In particolare, va disatteso l’assunto del ricorrente, volto a censurare l’operato dell’amministrazione nella parte in cui essa non avrebbe dato conto delle varie opzioni interpretative riconducibili alla previsione di cui all’art. 8 lett. i) d. lgs. n. 545 cit. Ciò in quanto non compete all’amministrazione fornire un’interpretazione esegetica delle varie possibili declinazioni di una determinata fattispecie giuridica, l’onere motivazionale potendo senz’altro dirsi assolto quando nel corpo del provvedimento sia possibile evincere le ragioni giuridiche poste a base della decisione. E nel caso di specie, va ribadito che tali ragioni si evincono in termini inequivoci dalla seguente trascrizione giuridica dello schema generale di sillogismo aristotelico: a) la premessa maggiore (la situazione di incompatibilità descritta in termini generali dall’art. 8 cit.);
b) la premessa minore (l’essere il rag. -OMISSIS- depositario di scritture contabili);
c) la sintesi (la conseguente decadenza del rag. -OMISSIS- dall’incarico di giudice tributario).
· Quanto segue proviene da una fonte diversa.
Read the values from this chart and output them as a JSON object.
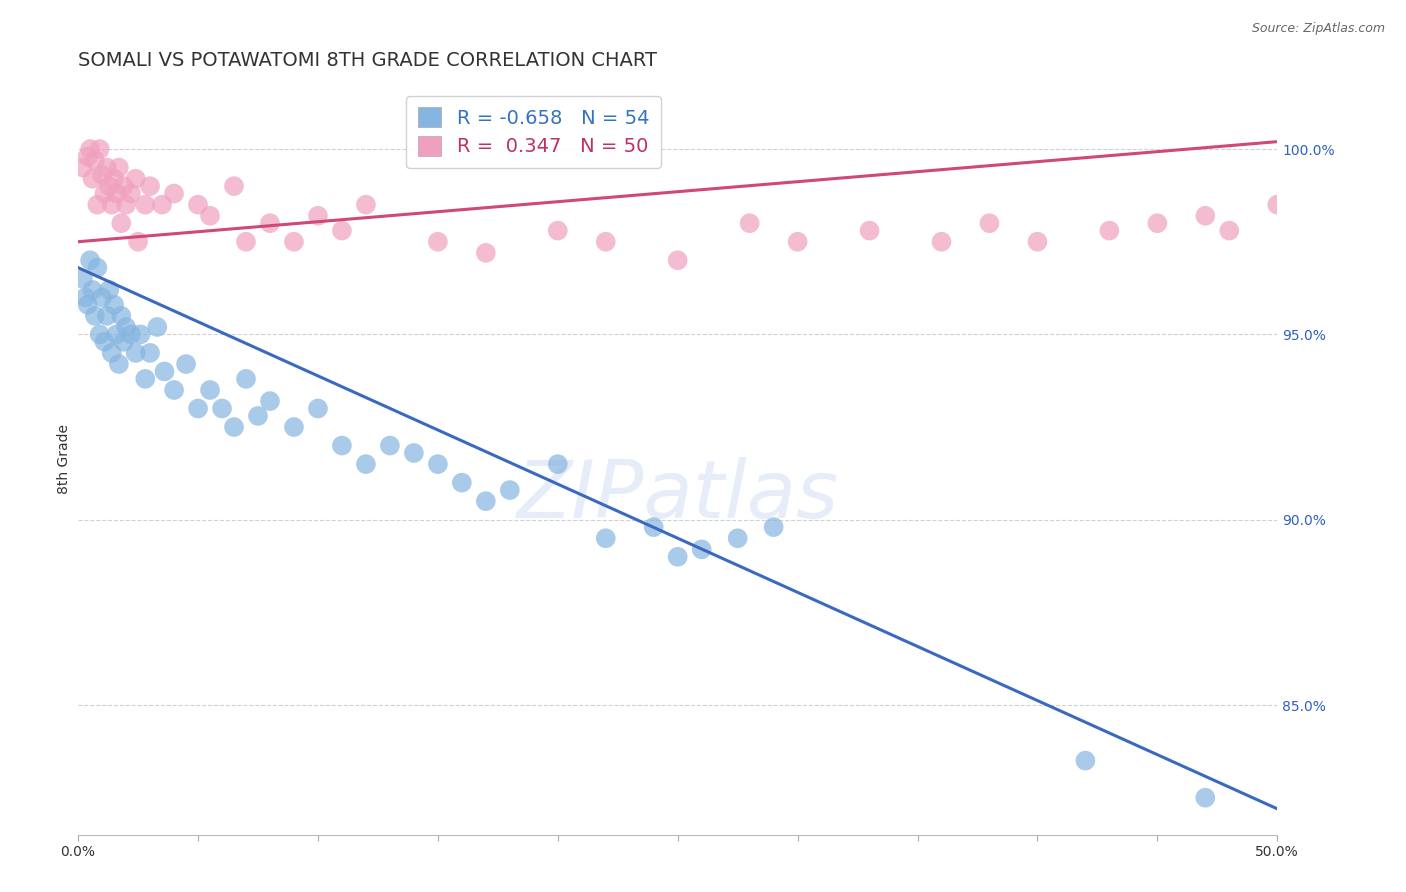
{
  "title": "SOMALI VS POTAWATOMI 8TH GRADE CORRELATION CHART",
  "source": "Source: ZipAtlas.com",
  "ylabel": "8th Grade",
  "xlim": [
    0.0,
    50.0
  ],
  "ylim": [
    81.5,
    101.8
  ],
  "yticks": [
    85.0,
    90.0,
    95.0,
    100.0
  ],
  "ytick_labels": [
    "85.0%",
    "90.0%",
    "95.0%",
    "100.0%"
  ],
  "xticks": [
    0.0,
    5.0,
    10.0,
    15.0,
    20.0,
    25.0,
    30.0,
    35.0,
    40.0,
    45.0,
    50.0
  ],
  "somali_R": -0.658,
  "somali_N": 54,
  "potawatomi_R": 0.347,
  "potawatomi_N": 50,
  "somali_color": "#85b5e0",
  "potawatomi_color": "#f0a0be",
  "somali_line_color": "#3a6abf",
  "potawatomi_line_color": "#d04878",
  "legend_R1_color": "#3373c4",
  "legend_R2_color": "#c03060",
  "somali_x": [
    0.2,
    0.3,
    0.4,
    0.5,
    0.6,
    0.7,
    0.8,
    0.9,
    1.0,
    1.1,
    1.2,
    1.3,
    1.4,
    1.5,
    1.6,
    1.7,
    1.8,
    1.9,
    2.0,
    2.2,
    2.4,
    2.6,
    2.8,
    3.0,
    3.3,
    3.6,
    4.0,
    4.5,
    5.0,
    5.5,
    6.0,
    6.5,
    7.0,
    7.5,
    8.0,
    9.0,
    10.0,
    11.0,
    12.0,
    13.0,
    14.0,
    15.0,
    16.0,
    17.0,
    18.0,
    20.0,
    22.0,
    24.0,
    25.0,
    26.0,
    27.5,
    29.0,
    42.0,
    47.0
  ],
  "somali_y": [
    96.5,
    96.0,
    95.8,
    97.0,
    96.2,
    95.5,
    96.8,
    95.0,
    96.0,
    94.8,
    95.5,
    96.2,
    94.5,
    95.8,
    95.0,
    94.2,
    95.5,
    94.8,
    95.2,
    95.0,
    94.5,
    95.0,
    93.8,
    94.5,
    95.2,
    94.0,
    93.5,
    94.2,
    93.0,
    93.5,
    93.0,
    92.5,
    93.8,
    92.8,
    93.2,
    92.5,
    93.0,
    92.0,
    91.5,
    92.0,
    91.8,
    91.5,
    91.0,
    90.5,
    90.8,
    91.5,
    89.5,
    89.8,
    89.0,
    89.2,
    89.5,
    89.8,
    83.5,
    82.5
  ],
  "potawatomi_x": [
    0.2,
    0.4,
    0.5,
    0.6,
    0.7,
    0.8,
    0.9,
    1.0,
    1.1,
    1.2,
    1.3,
    1.4,
    1.5,
    1.6,
    1.7,
    1.8,
    1.9,
    2.0,
    2.2,
    2.4,
    2.5,
    2.8,
    3.0,
    3.5,
    4.0,
    5.0,
    5.5,
    6.5,
    7.0,
    8.0,
    9.0,
    10.0,
    11.0,
    12.0,
    15.0,
    17.0,
    20.0,
    22.0,
    25.0,
    28.0,
    30.0,
    33.0,
    36.0,
    38.0,
    40.0,
    43.0,
    45.0,
    47.0,
    48.0,
    50.0
  ],
  "potawatomi_y": [
    99.5,
    99.8,
    100.0,
    99.2,
    99.7,
    98.5,
    100.0,
    99.3,
    98.8,
    99.5,
    99.0,
    98.5,
    99.2,
    98.8,
    99.5,
    98.0,
    99.0,
    98.5,
    98.8,
    99.2,
    97.5,
    98.5,
    99.0,
    98.5,
    98.8,
    98.5,
    98.2,
    99.0,
    97.5,
    98.0,
    97.5,
    98.2,
    97.8,
    98.5,
    97.5,
    97.2,
    97.8,
    97.5,
    97.0,
    98.0,
    97.5,
    97.8,
    97.5,
    98.0,
    97.5,
    97.8,
    98.0,
    98.2,
    97.8,
    98.5
  ],
  "somali_trend_x": [
    0.0,
    50.0
  ],
  "somali_trend_y": [
    96.8,
    82.2
  ],
  "potawatomi_trend_x": [
    0.0,
    50.0
  ],
  "potawatomi_trend_y": [
    97.5,
    100.2
  ],
  "background_color": "#ffffff",
  "grid_color": "#cccccc",
  "title_fontsize": 14,
  "axis_label_fontsize": 10,
  "tick_label_fontsize": 10,
  "legend_fontsize": 14,
  "watermark": "ZIPatlas"
}
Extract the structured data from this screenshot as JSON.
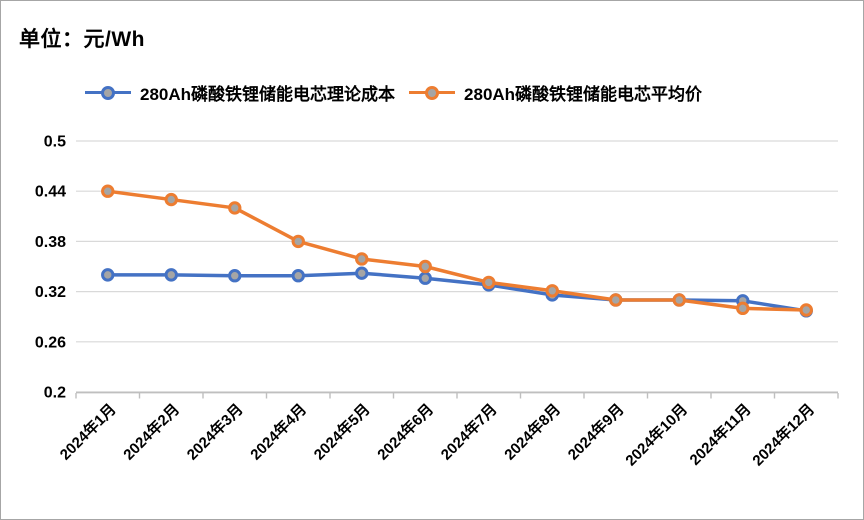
{
  "title": "单位：元/Wh",
  "colors": {
    "series_blue": "#4472C4",
    "series_orange": "#ED7D31",
    "marker_fill": "#A5A5A5",
    "gridline": "#D9D9D9",
    "axis_line": "#BFBFBF",
    "text": "#000000",
    "frame_border": "#A6A6A6",
    "background": "#FFFFFF"
  },
  "chart_data": {
    "type": "line",
    "title": "单位：元/Wh",
    "xlabel": "",
    "ylabel": "",
    "categories": [
      "2024年1月",
      "2024年2月",
      "2024年3月",
      "2024年4月",
      "2024年5月",
      "2024年6月",
      "2024年7月",
      "2024年8月",
      "2024年9月",
      "2024年10月",
      "2024年11月",
      "2024年12月"
    ],
    "series": [
      {
        "name": "280Ah磷酸铁锂储能电芯理论成本",
        "color": "#4472C4",
        "values": [
          0.34,
          0.34,
          0.339,
          0.339,
          0.342,
          0.336,
          0.328,
          0.316,
          0.31,
          0.31,
          0.309,
          0.297
        ]
      },
      {
        "name": "280Ah磷酸铁锂储能电芯平均价",
        "color": "#ED7D31",
        "values": [
          0.44,
          0.43,
          0.42,
          0.38,
          0.359,
          0.35,
          0.331,
          0.321,
          0.31,
          0.31,
          0.3,
          0.298
        ]
      }
    ],
    "ylim": [
      0.2,
      0.5
    ],
    "yticks": [
      0.2,
      0.26,
      0.32,
      0.38,
      0.44,
      0.5
    ],
    "ytick_labels": [
      "0.2",
      "0.26",
      "0.32",
      "0.38",
      "0.44",
      "0.5"
    ],
    "grid": true,
    "legend_position": "top",
    "marker": "circle-gray-fill"
  }
}
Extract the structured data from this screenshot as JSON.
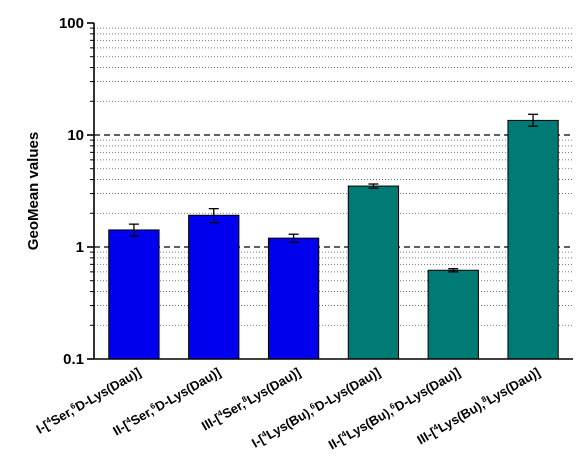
{
  "chart_data": {
    "type": "bar",
    "ylabel": "GeoMean values",
    "yscale": "log",
    "ylim": [
      0.1,
      100
    ],
    "ytick_labels": [
      "0.1",
      "1",
      "10",
      "100"
    ],
    "categories": [
      {
        "parts": [
          [
            "I-[",
            false
          ],
          [
            "4",
            true
          ],
          [
            "Ser,",
            false
          ],
          [
            "6",
            true
          ],
          [
            "D-Lys(Dau)]",
            false
          ]
        ]
      },
      {
        "parts": [
          [
            "II-[",
            false
          ],
          [
            "4",
            true
          ],
          [
            "Ser,",
            false
          ],
          [
            "6",
            true
          ],
          [
            "D-Lys(Dau)]",
            false
          ]
        ]
      },
      {
        "parts": [
          [
            "III-[",
            false
          ],
          [
            "4",
            true
          ],
          [
            "Ser,",
            false
          ],
          [
            "8",
            true
          ],
          [
            "Lys(Dau)]",
            false
          ]
        ]
      },
      {
        "parts": [
          [
            "I-[",
            false
          ],
          [
            "4",
            true
          ],
          [
            "Lys(Bu),",
            false
          ],
          [
            "6",
            true
          ],
          [
            "D-Lys(Dau)]",
            false
          ]
        ]
      },
      {
        "parts": [
          [
            "II-[",
            false
          ],
          [
            "4",
            true
          ],
          [
            "Lys(Bu),",
            false
          ],
          [
            "6",
            true
          ],
          [
            "D-Lys(Dau)]",
            false
          ]
        ]
      },
      {
        "parts": [
          [
            "III-[",
            false
          ],
          [
            "4",
            true
          ],
          [
            "Lys(Bu),",
            false
          ],
          [
            "8",
            true
          ],
          [
            "Lys(Dau)]",
            false
          ]
        ]
      }
    ],
    "values": [
      1.42,
      1.92,
      1.2,
      3.5,
      0.62,
      13.5
    ],
    "error_high": [
      1.6,
      2.2,
      1.3,
      3.65,
      0.64,
      15.3
    ],
    "error_low": [
      1.25,
      1.65,
      1.1,
      3.35,
      0.6,
      12.0
    ],
    "bar_colors": [
      "#0000ee",
      "#0000ee",
      "#0000ee",
      "#007a74",
      "#007a74",
      "#007a74"
    ],
    "reference_lines": [
      1,
      10
    ],
    "grid": "horizontal-dotted-minor",
    "legend": "none"
  }
}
2.3. Alla luce di tali considerazioni, è evidente l’assolvimento, da parte dell’amministrazione, dell’onere motivazionale imposto dalla previsione di cui all’art. 3 l. n. 241/90.

2.4. Ne discende il rigetto del relativo motivo di gravame.

3. Va infine rigettato il terzo motivo di gravame, con il quale il ricorrente deduce la disparità di trattamento attuata dall’amministrazione in riferimento a fattispecie analoghe. Ciò in quanto la genericità delle contestazioni del ricorrente, sprovviste in quanto tali dal benché minimo supporto documentale, non consentono al Collegio di verificare in alcun modo la sussistenza delle disparità asseritamente attuate dall’amministrazione ai danni del ricorrente, talché l’assunto del ricorrente si riduce, sotto questo profilo, a mera illazione di principio.

4. Conclusivamente, il ricorso è infondato.

5. Ne consegue il suo rigetto.

6. Ricorrono giusti motivi, rappresentati dalla natura particolarmente tecnica della presente controversia, per la compensazione delle spese di lite.